Il y avait une semaine qu'avait fini dans la capitale Koné Ibrahima, de race malinké, ou disons- le en malinké : il n'avait pas soutenu un petit rhume...
Comme tout Malinké, quand la vie s'échappa de ses restes, son ombre se releva, graillonna, s'habilla et partit par le long chemin pour le lointain pays malinké natal pour y faire éclater la funeste nouvelle des obsèques. Sur des pistes perdues au plein de la brousse inhabitée, deux colporteurs malinké ont rencontré l'ombre et l'ont reconnue. L'ombre marchait vite et n'a pas salué. Les colporteurs ne s'étaient pas mépris : « Ibrahima a fini », s'étaient-ils dit. Au village natal l'ombre a déplacé et arrangé ses biens. De derrière la case on a entendu les cantines du défunt claquer, ses calebasses se frotter ; même ses bêtes s'agitaient et bêlaient bizarrement. Personne ne s'était mépris. « Ibrahima Koné a fini, c'est son ombre », s'était-on dit. L'ombre était retournée dans la capitale près des restes pour suivre les obsèques : aller et retour, plus de deux mille kilomètres. Dans le temps de ciller l'œil !

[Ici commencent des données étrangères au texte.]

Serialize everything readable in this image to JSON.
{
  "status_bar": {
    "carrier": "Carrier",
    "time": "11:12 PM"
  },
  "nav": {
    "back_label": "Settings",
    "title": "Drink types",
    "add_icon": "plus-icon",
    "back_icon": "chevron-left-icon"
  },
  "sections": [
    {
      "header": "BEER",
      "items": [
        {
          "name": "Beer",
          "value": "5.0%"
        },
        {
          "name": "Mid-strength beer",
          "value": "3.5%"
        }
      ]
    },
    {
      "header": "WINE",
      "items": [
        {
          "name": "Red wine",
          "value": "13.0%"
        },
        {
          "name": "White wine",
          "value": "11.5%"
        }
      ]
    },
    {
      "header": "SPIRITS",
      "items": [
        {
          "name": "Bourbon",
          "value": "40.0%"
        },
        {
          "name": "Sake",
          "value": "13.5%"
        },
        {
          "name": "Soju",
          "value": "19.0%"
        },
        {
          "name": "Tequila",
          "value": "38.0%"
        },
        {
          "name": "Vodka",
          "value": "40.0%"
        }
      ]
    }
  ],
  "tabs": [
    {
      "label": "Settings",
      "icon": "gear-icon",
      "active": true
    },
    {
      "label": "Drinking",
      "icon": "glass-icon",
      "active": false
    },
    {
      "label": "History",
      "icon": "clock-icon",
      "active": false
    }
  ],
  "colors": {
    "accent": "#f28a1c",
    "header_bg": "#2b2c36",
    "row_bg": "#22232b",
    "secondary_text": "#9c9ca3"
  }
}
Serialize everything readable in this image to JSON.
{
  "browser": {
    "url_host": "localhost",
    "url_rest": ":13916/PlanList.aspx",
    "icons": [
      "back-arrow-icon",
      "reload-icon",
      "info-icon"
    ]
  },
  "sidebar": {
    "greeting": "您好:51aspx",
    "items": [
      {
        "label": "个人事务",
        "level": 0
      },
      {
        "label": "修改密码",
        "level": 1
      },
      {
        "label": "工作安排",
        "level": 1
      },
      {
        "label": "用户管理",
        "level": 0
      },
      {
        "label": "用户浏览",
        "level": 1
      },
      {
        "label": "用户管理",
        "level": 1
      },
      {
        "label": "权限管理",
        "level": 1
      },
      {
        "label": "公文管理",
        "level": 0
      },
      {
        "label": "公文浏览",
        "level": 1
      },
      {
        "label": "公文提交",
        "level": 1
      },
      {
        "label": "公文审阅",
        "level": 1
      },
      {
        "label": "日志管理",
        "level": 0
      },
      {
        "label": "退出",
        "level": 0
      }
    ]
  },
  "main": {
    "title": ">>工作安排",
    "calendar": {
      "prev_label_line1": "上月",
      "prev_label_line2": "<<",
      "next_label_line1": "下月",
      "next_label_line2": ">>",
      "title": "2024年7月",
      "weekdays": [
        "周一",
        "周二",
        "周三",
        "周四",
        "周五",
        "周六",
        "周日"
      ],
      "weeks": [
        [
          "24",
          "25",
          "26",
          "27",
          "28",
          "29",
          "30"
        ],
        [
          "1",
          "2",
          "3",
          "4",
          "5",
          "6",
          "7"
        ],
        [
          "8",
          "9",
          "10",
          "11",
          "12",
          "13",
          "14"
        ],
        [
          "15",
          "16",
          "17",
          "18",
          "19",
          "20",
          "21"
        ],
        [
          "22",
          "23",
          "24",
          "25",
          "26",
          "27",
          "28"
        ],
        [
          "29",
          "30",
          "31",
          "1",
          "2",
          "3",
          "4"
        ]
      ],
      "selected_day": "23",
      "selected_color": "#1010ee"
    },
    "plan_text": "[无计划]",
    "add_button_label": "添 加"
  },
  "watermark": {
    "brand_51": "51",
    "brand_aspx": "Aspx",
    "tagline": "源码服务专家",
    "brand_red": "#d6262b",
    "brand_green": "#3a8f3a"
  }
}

Vous paraissez sceptique ! Eh bien, moi, je vous le jure, et j'ajoute : si le défunt était de caste forgeron, si l'on n'était pas dans l'ère des Indépendances (les soleils des Indépendances, disent les Malinkés), je vous le jure, on n'aurait jamais osé l'inhumer dans une terre lointaine et étrangère. Un ancien de la caste forgeron serait descendu du pays avec une petite canne, il aurait tapé le corps avec la canne, l'ombre aurait réintégré les restes, le défunt se serait levé. On aurait remis la canne au défunt qui aurait emboîté le pas à l'ancien, et ensemble ils auraient marché des jours et des nuits. Mais attention ! sans que le défunt revive ! La vie est au pouvoir d'Allah seul ! Et sans manger, ni boire, ni parler, ni même dormir, le défunt aurait suivi, aurait marché jusqu'au village où le vieux forgeron aurait repris la canne et aurait tapé une deuxième fois. Restes et ombre se seraient à nouveau séparés et c'eût été au village natal même qu'auraient été entreprises les multiples obsèques trop compliquées d'un Malinké de caste forgeron.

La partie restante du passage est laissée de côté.